372 Pelanggan PLN Jogja Melanggar

Dua petugas PT Perusahaan Listrik Negara (PLN) berusaha membebaskan balon gas yang menyangkut di gardu listrik di tepi jalur jalan Kalioso-Simo, Nogosari, Boyolali, Jawa Tengah, Minggu (30/11/2014). Peristiwa itu sempat menarik perhatian warga setempat. (Irsyam Faiz/JIBI - Solopos)
25 Mei 2016 14:50 WIB Bernadheta Dian Saraswati Jogja Share :

372 pelanggan PLN Jogja dinyatakan melanggar

Harianjogja.com, JOGJA-Sebanyak 372 pelanggan  PT Perusahaan Listrik Negara (Persero) Area Jogja dinyatakan melanggar.

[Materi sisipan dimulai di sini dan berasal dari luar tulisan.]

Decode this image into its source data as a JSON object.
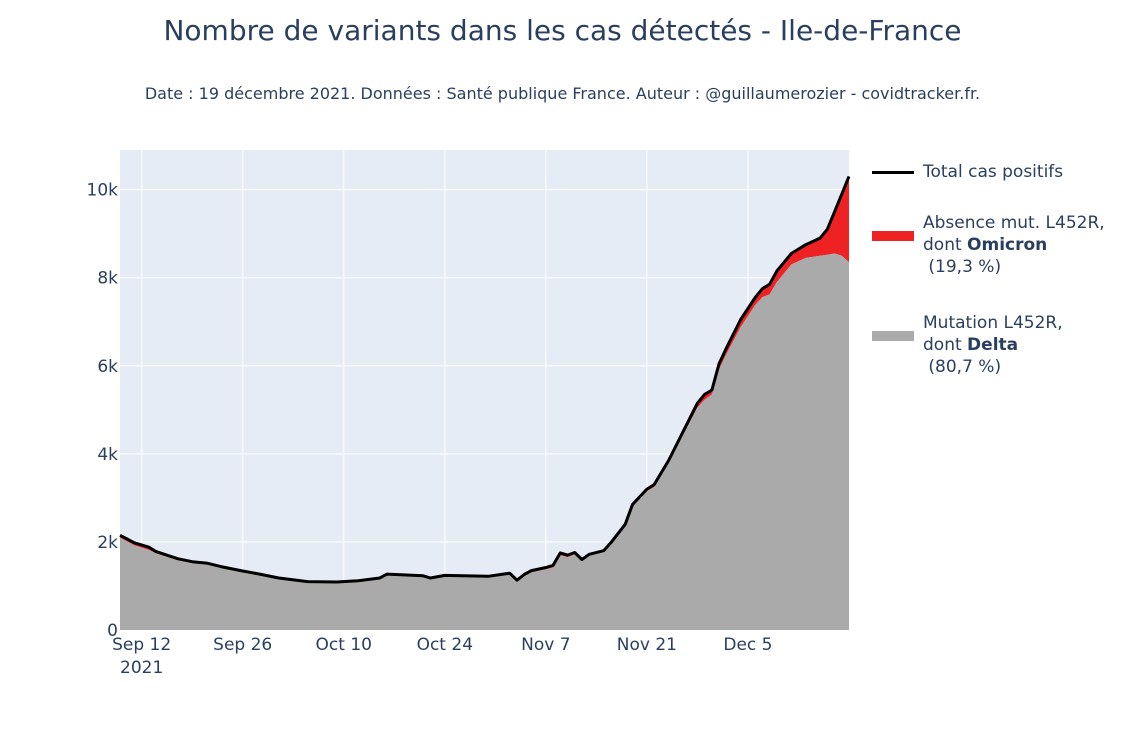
{
  "chart_data": {
    "type": "area",
    "title": "Nombre de variants dans les cas détectés - Ile-de-France",
    "subtitle": "Date : 19 décembre 2021. Données : Santé publique France. Auteur : @guillaumerozier - covidtracker.fr.",
    "x_range": [
      "2021-09-09",
      "2021-12-19"
    ],
    "ylim": [
      0,
      10900
    ],
    "x_ticks": [
      {
        "date": "2021-09-12",
        "label": "Sep 12",
        "sublabel": "2021"
      },
      {
        "date": "2021-09-26",
        "label": "Sep 26",
        "sublabel": ""
      },
      {
        "date": "2021-10-10",
        "label": "Oct 10",
        "sublabel": ""
      },
      {
        "date": "2021-10-24",
        "label": "Oct 24",
        "sublabel": ""
      },
      {
        "date": "2021-11-07",
        "label": "Nov 7",
        "sublabel": ""
      },
      {
        "date": "2021-11-21",
        "label": "Nov 21",
        "sublabel": ""
      },
      {
        "date": "2021-12-05",
        "label": "Dec 5",
        "sublabel": ""
      }
    ],
    "y_ticks": [
      {
        "value": 0,
        "label": "0"
      },
      {
        "value": 2000,
        "label": "2k"
      },
      {
        "value": 4000,
        "label": "4k"
      },
      {
        "value": 6000,
        "label": "6k"
      },
      {
        "value": 8000,
        "label": "8k"
      },
      {
        "value": 10000,
        "label": "10k"
      }
    ],
    "grid": true,
    "legend_position": "right",
    "series": [
      {
        "name": "Total cas positifs",
        "kind": "line",
        "color": "#000000",
        "points": [
          [
            "2021-09-09",
            2150
          ],
          [
            "2021-09-11",
            1980
          ],
          [
            "2021-09-13",
            1880
          ],
          [
            "2021-09-14",
            1780
          ],
          [
            "2021-09-17",
            1620
          ],
          [
            "2021-09-19",
            1550
          ],
          [
            "2021-09-21",
            1520
          ],
          [
            "2021-09-23",
            1440
          ],
          [
            "2021-09-26",
            1340
          ],
          [
            "2021-09-28",
            1280
          ],
          [
            "2021-10-01",
            1180
          ],
          [
            "2021-10-05",
            1100
          ],
          [
            "2021-10-09",
            1090
          ],
          [
            "2021-10-12",
            1120
          ],
          [
            "2021-10-15",
            1180
          ],
          [
            "2021-10-16",
            1270
          ],
          [
            "2021-10-21",
            1230
          ],
          [
            "2021-10-22",
            1180
          ],
          [
            "2021-10-24",
            1240
          ],
          [
            "2021-10-30",
            1220
          ],
          [
            "2021-11-02",
            1290
          ],
          [
            "2021-11-03",
            1130
          ],
          [
            "2021-11-04",
            1260
          ],
          [
            "2021-11-05",
            1350
          ],
          [
            "2021-11-07",
            1420
          ],
          [
            "2021-11-08",
            1470
          ],
          [
            "2021-11-09",
            1750
          ],
          [
            "2021-11-10",
            1700
          ],
          [
            "2021-11-11",
            1760
          ],
          [
            "2021-11-12",
            1600
          ],
          [
            "2021-11-13",
            1720
          ],
          [
            "2021-11-15",
            1800
          ],
          [
            "2021-11-16",
            1980
          ],
          [
            "2021-11-18",
            2400
          ],
          [
            "2021-11-19",
            2850
          ],
          [
            "2021-11-21",
            3200
          ],
          [
            "2021-11-22",
            3300
          ],
          [
            "2021-11-24",
            3850
          ],
          [
            "2021-11-26",
            4500
          ],
          [
            "2021-11-28",
            5150
          ],
          [
            "2021-11-29",
            5350
          ],
          [
            "2021-11-30",
            5450
          ],
          [
            "2021-12-01",
            6050
          ],
          [
            "2021-12-02",
            6400
          ],
          [
            "2021-12-04",
            7050
          ],
          [
            "2021-12-06",
            7550
          ],
          [
            "2021-12-07",
            7750
          ],
          [
            "2021-12-08",
            7850
          ],
          [
            "2021-12-09",
            8150
          ],
          [
            "2021-12-11",
            8550
          ],
          [
            "2021-12-13",
            8750
          ],
          [
            "2021-12-15",
            8900
          ],
          [
            "2021-12-16",
            9100
          ],
          [
            "2021-12-17",
            9500
          ],
          [
            "2021-12-19",
            10300
          ]
        ]
      },
      {
        "name": "Absence mut. L452R,",
        "name_line2": "dont ",
        "name_bold": "Omicron",
        "name_pct": " (19,3 %)",
        "kind": "area",
        "color": "#ee2222",
        "note": "stacked between Mutation L452R and Total cas positifs"
      },
      {
        "name": "Mutation L452R,",
        "name_line2": "dont ",
        "name_bold": "Delta",
        "name_pct": " (80,7 %)",
        "kind": "area",
        "color": "#aaaaaa",
        "points": [
          [
            "2021-09-09",
            2100
          ],
          [
            "2021-09-11",
            1920
          ],
          [
            "2021-09-13",
            1820
          ],
          [
            "2021-09-14",
            1740
          ],
          [
            "2021-09-17",
            1580
          ],
          [
            "2021-09-19",
            1520
          ],
          [
            "2021-09-21",
            1490
          ],
          [
            "2021-09-23",
            1410
          ],
          [
            "2021-09-26",
            1310
          ],
          [
            "2021-09-28",
            1250
          ],
          [
            "2021-10-01",
            1160
          ],
          [
            "2021-10-05",
            1080
          ],
          [
            "2021-10-09",
            1070
          ],
          [
            "2021-10-12",
            1100
          ],
          [
            "2021-10-15",
            1160
          ],
          [
            "2021-10-16",
            1250
          ],
          [
            "2021-10-21",
            1210
          ],
          [
            "2021-10-22",
            1160
          ],
          [
            "2021-10-24",
            1220
          ],
          [
            "2021-10-30",
            1200
          ],
          [
            "2021-11-02",
            1270
          ],
          [
            "2021-11-03",
            1110
          ],
          [
            "2021-11-04",
            1230
          ],
          [
            "2021-11-05",
            1310
          ],
          [
            "2021-11-07",
            1380
          ],
          [
            "2021-11-08",
            1420
          ],
          [
            "2021-11-09",
            1700
          ],
          [
            "2021-11-10",
            1650
          ],
          [
            "2021-11-11",
            1720
          ],
          [
            "2021-11-12",
            1570
          ],
          [
            "2021-11-13",
            1690
          ],
          [
            "2021-11-15",
            1770
          ],
          [
            "2021-11-16",
            1950
          ],
          [
            "2021-11-18",
            2360
          ],
          [
            "2021-11-19",
            2800
          ],
          [
            "2021-11-21",
            3150
          ],
          [
            "2021-11-22",
            3250
          ],
          [
            "2021-11-24",
            3780
          ],
          [
            "2021-11-26",
            4430
          ],
          [
            "2021-11-28",
            5050
          ],
          [
            "2021-11-29",
            5230
          ],
          [
            "2021-11-30",
            5350
          ],
          [
            "2021-12-01",
            5920
          ],
          [
            "2021-12-02",
            6260
          ],
          [
            "2021-12-04",
            6880
          ],
          [
            "2021-12-06",
            7380
          ],
          [
            "2021-12-07",
            7560
          ],
          [
            "2021-12-08",
            7620
          ],
          [
            "2021-12-09",
            7900
          ],
          [
            "2021-12-11",
            8300
          ],
          [
            "2021-12-13",
            8450
          ],
          [
            "2021-12-15",
            8500
          ],
          [
            "2021-12-16",
            8520
          ],
          [
            "2021-12-17",
            8550
          ],
          [
            "2021-12-18",
            8500
          ],
          [
            "2021-12-19",
            8350
          ]
        ]
      }
    ]
  }
}
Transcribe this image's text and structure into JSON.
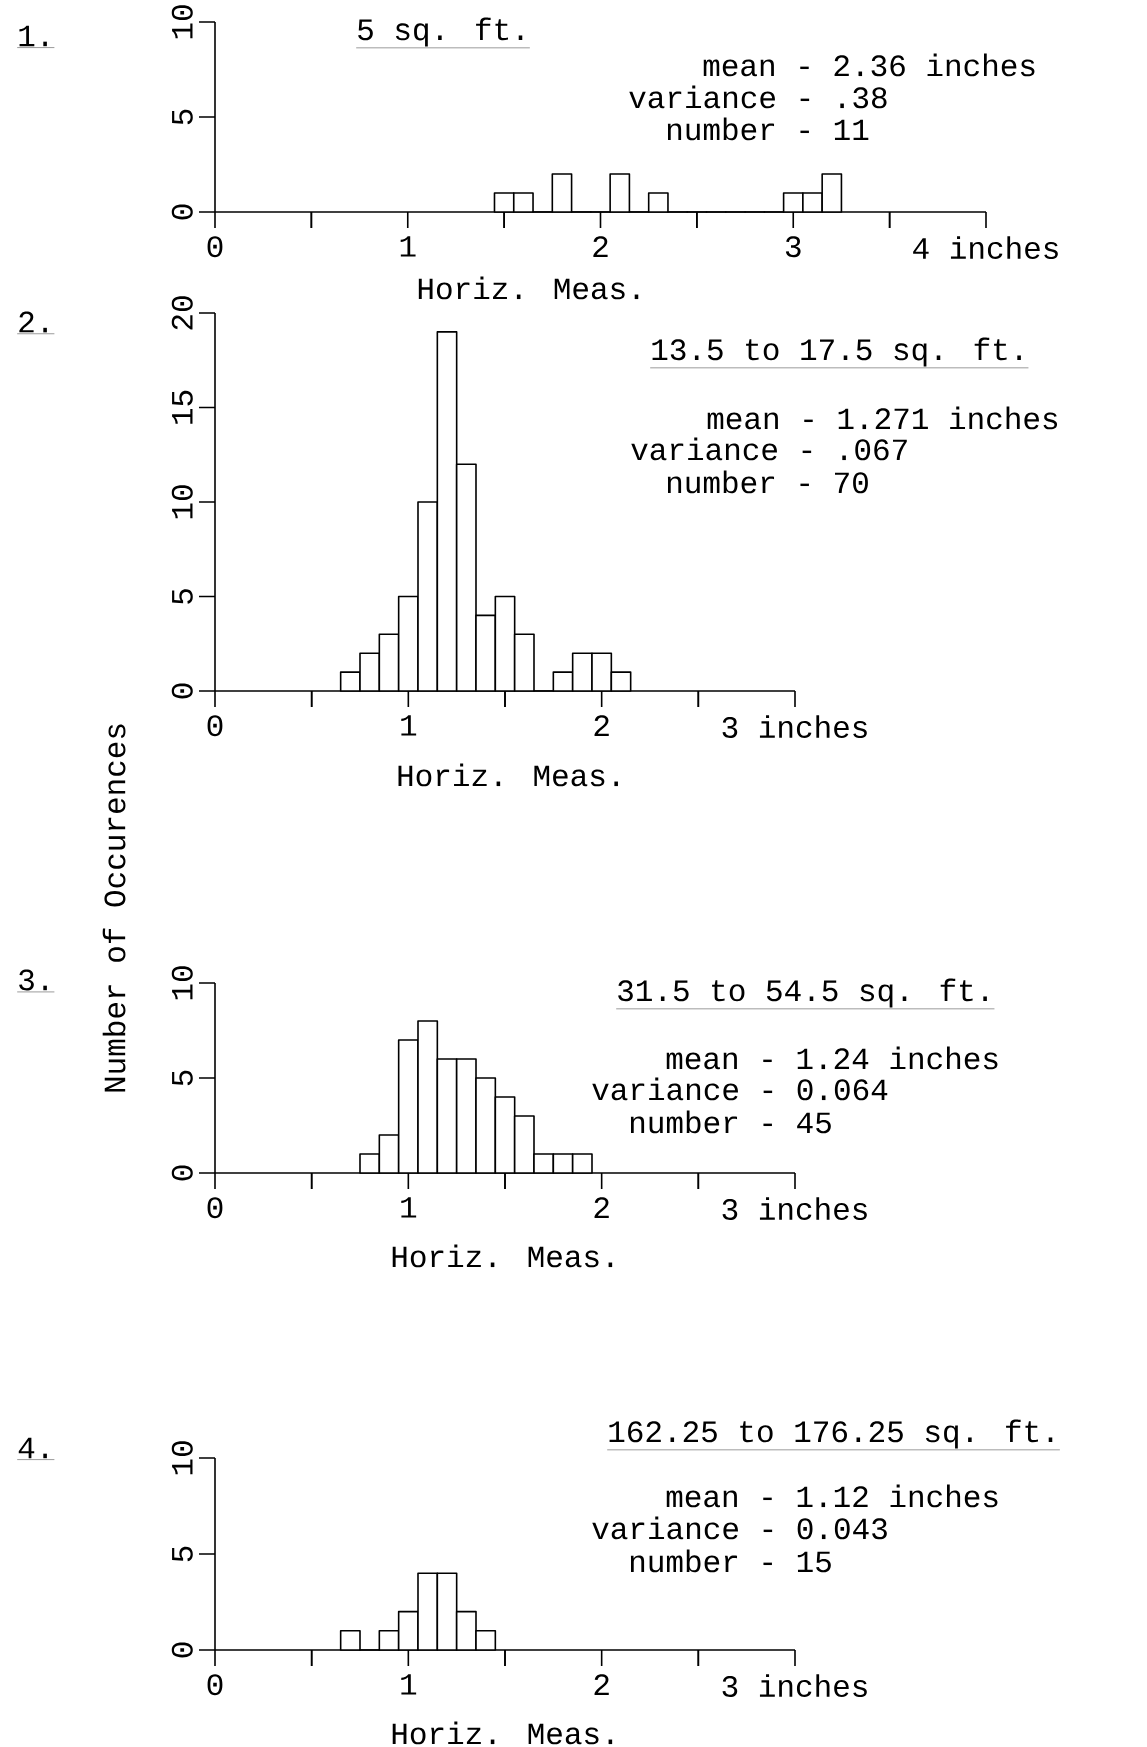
{
  "chart_data": [
    {
      "type": "histogram",
      "title": "5 sq. ft.",
      "xlabel": "Horiz. Meas.",
      "annotations": [
        "1.",
        "mean - 2.36 inches",
        "variance -  .38",
        "number - 11"
      ],
      "bins": [
        1.45,
        1.55,
        1.65,
        1.75,
        1.85,
        1.95,
        2.05,
        2.15,
        2.25,
        2.35,
        2.45,
        2.55,
        2.65,
        2.75,
        2.85,
        2.95,
        3.05,
        3.15,
        3.25
      ],
      "values": [
        1,
        1,
        0,
        2,
        0,
        0,
        2,
        0,
        1,
        0,
        0,
        0,
        0,
        0,
        0,
        1,
        1,
        2
      ],
      "color": "#000000",
      "xlim": [
        0,
        4
      ],
      "ylim": [
        0,
        10
      ],
      "xticks": [
        0,
        {
          "value": 0.5,
          "label": null
        },
        1,
        {
          "value": 1.5,
          "label": null
        },
        2,
        {
          "value": 2.5,
          "label": null
        },
        3,
        {
          "value": 3.5,
          "label": null
        },
        {
          "value": 4,
          "label": "4 inches"
        }
      ],
      "yticks": [
        0,
        5,
        10
      ]
    },
    {
      "type": "histogram",
      "title": "13.5 to 17.5 sq. ft.",
      "xlabel": "Horiz. Meas.",
      "ylabel": "Number of Occurences",
      "annotations": [
        "2.",
        "mean - 1.271 inches",
        "variance -  .067",
        "number - 70"
      ],
      "bins": [
        0.65,
        0.75,
        0.85,
        0.95,
        1.05,
        1.15,
        1.25,
        1.35,
        1.45,
        1.55,
        1.65,
        1.75,
        1.85,
        1.95,
        2.05,
        2.15
      ],
      "values": [
        1,
        2,
        3,
        5,
        10,
        19,
        12,
        4,
        5,
        3,
        0,
        1,
        2,
        2,
        1
      ],
      "color": "#000000",
      "xlim": [
        0,
        3
      ],
      "ylim": [
        0,
        20
      ],
      "xticks": [
        0,
        {
          "value": 0.5,
          "label": null
        },
        1,
        {
          "value": 1.5,
          "label": null
        },
        2,
        {
          "value": 2.5,
          "label": null
        },
        {
          "value": 3,
          "label": "3 inches"
        }
      ],
      "yticks": [
        0,
        5,
        10,
        15,
        20
      ]
    },
    {
      "type": "histogram",
      "title": "31.5 to 54.5 sq. ft.",
      "xlabel": "Horiz. Meas.",
      "annotations": [
        "3.",
        "mean - 1.24 inches",
        "variance - 0.064",
        "number - 45"
      ],
      "bins": [
        0.75,
        0.85,
        0.95,
        1.05,
        1.15,
        1.25,
        1.35,
        1.45,
        1.55,
        1.65,
        1.75,
        1.85,
        1.95
      ],
      "values": [
        1,
        2,
        7,
        8,
        6,
        6,
        5,
        4,
        3,
        1,
        1,
        1
      ],
      "color": "#000000",
      "xlim": [
        0,
        3
      ],
      "ylim": [
        0,
        10
      ],
      "xticks": [
        0,
        {
          "value": 0.5,
          "label": null
        },
        1,
        {
          "value": 1.5,
          "label": null
        },
        2,
        {
          "value": 2.5,
          "label": null
        },
        {
          "value": 3,
          "label": "3 inches"
        }
      ],
      "yticks": [
        0,
        5,
        10
      ]
    },
    {
      "type": "histogram",
      "title": "162.25 to 176.25 sq. ft.",
      "xlabel": "Horiz. Meas.",
      "annotations": [
        "4.",
        "mean - 1.12 inches",
        "variance - 0.043",
        "number - 15"
      ],
      "bins": [
        0.65,
        0.75,
        0.85,
        0.95,
        1.05,
        1.15,
        1.25,
        1.35,
        1.45
      ],
      "values": [
        1,
        0,
        1,
        2,
        4,
        4,
        2,
        1
      ],
      "color": "#000000",
      "xlim": [
        0,
        3
      ],
      "ylim": [
        0,
        10
      ],
      "xticks": [
        0,
        {
          "value": 0.5,
          "label": null
        },
        1,
        {
          "value": 1.5,
          "label": null
        },
        2,
        {
          "value": 2.5,
          "label": null
        },
        {
          "value": 3,
          "label": "3 inches"
        }
      ],
      "yticks": [
        0,
        5,
        10
      ]
    }
  ]
}
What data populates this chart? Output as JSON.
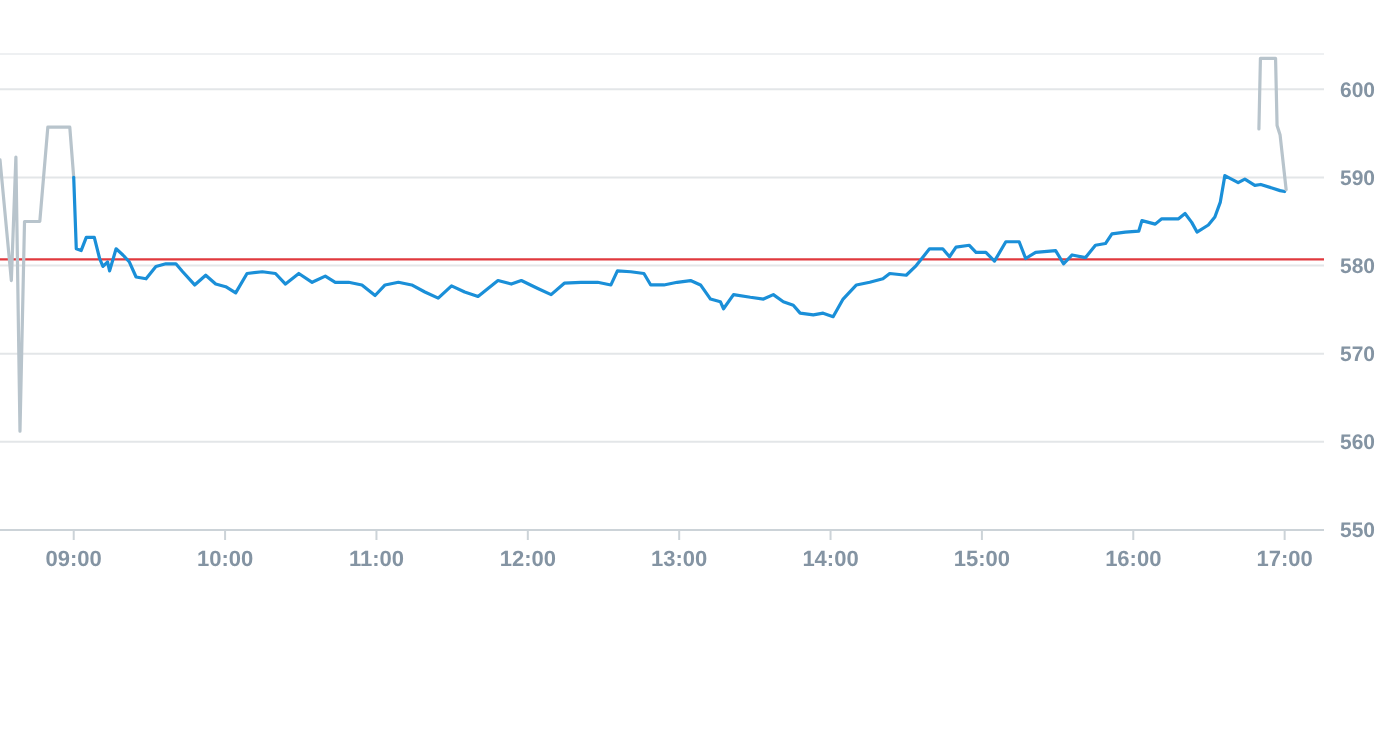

Tindakan ini dinilai merugikan negara.

“Berdasarkan data hasil pemeriksaan pelanggan mulai bulan Januari sampai April 2016, dari  8.169 pelanggan yang diperiksa ada 372 yang melanggar,” kata Humas PT PLN (Persero) Area Jogja Paulus Kardiman,, Selasa (24/5/2016).

Ia mengatakan pelanggaran yang dilakukan meliputi empat kategori yakni P 1 yaitu pelanggaran yang mempengaruhi batas daya, P II mempengaruhi pengukuran, P III mempengaruhi batas daya dan pengukuran, serta P IV yaitu pelanggaran yang dilakukan oleh bukan pelanggan, serta kategori kelainan yang mana kategori ini tidak menimbulkan kerugian bagi PLN.

Dari empat kategori yang menimbulkan kerugian bagi PLN, pelanggaran kategori P I paling mendominasi yakni dilakukan oleh 106 pelanggan.

Pelanggaran ini seperti ditandai dengan adanya segel alat pembatas milik PLN yang hilang, rusak, atau tidak sesuai aslinya atau bahkan alat pembatasnya hilang, rusak, atau tidak sesuai aslinya.

Kemudian kemampuan pembatas menjadi lebih besar karena mengubah setting relay alat pembatas dan membalik phasa dengan netral. Selain itu alat pembatas terhubung langsung dengan kawat atau kabel sehingga alat pembatas tidak berfungsi atau kemampuannya menjadi lebih besar.

Sebelumnya, Kardiman mengatakan, pelanggaran yang mempengaruhi energi dapat dilakukan terhadap alat pengukur KWH Meter dan alat pembatas Miniatur Circuit Breaker.

“Bisa dengan memperlambat KWH Meter atau dapat juga mempengaruhi batas daya menjadi tidak sesuai. Harusnya dua ampere tapi dibesarkan. Tapi juga bisa dua-duanya atau los setrum,” jelasnya.

Guna menekan angka pelanggaran, diperlukan upaya Penertiban Pemakaian Tenaga Listrik (P2TL) secara berkala. Landasan hukum P2TL ini salah satunya mengacu dari Peraturan Menteri Energi Sumber Daya Mineral No.33/2014 tentang Tingkat Mutu Pelayanan dan Biaya yang Terkait dengan Penyaluran Listrik oleh Perusahaan Perseroan PT Perusahaa Listrik Negara (PLN) sebagaimana telah diubah dengan Peraturan Menteri Energi dan Sumber Daya Mineral No.8/2016.

“Maksud P2TL ini untuk melaksanakan pemeriksaan terhadap instalasi listrik PLN dan instalasi konsumen atau non konsumen yang melakukan pemakaian listrik secara tidak sah,” kata Analis Ketenagalistrikan Dirjen Ketenagalistrikan Kementerian ESDM, Dani Trisanto.

Menurutnya, P2TL ini bertujuan menghindari terjadinya bahaya listrik terhadap masyarakat seperti kebakaran, tersengat alira listrik, kerusakan peralatan, serta mengurangi adanya losses atau kehilangan energi nonteknis.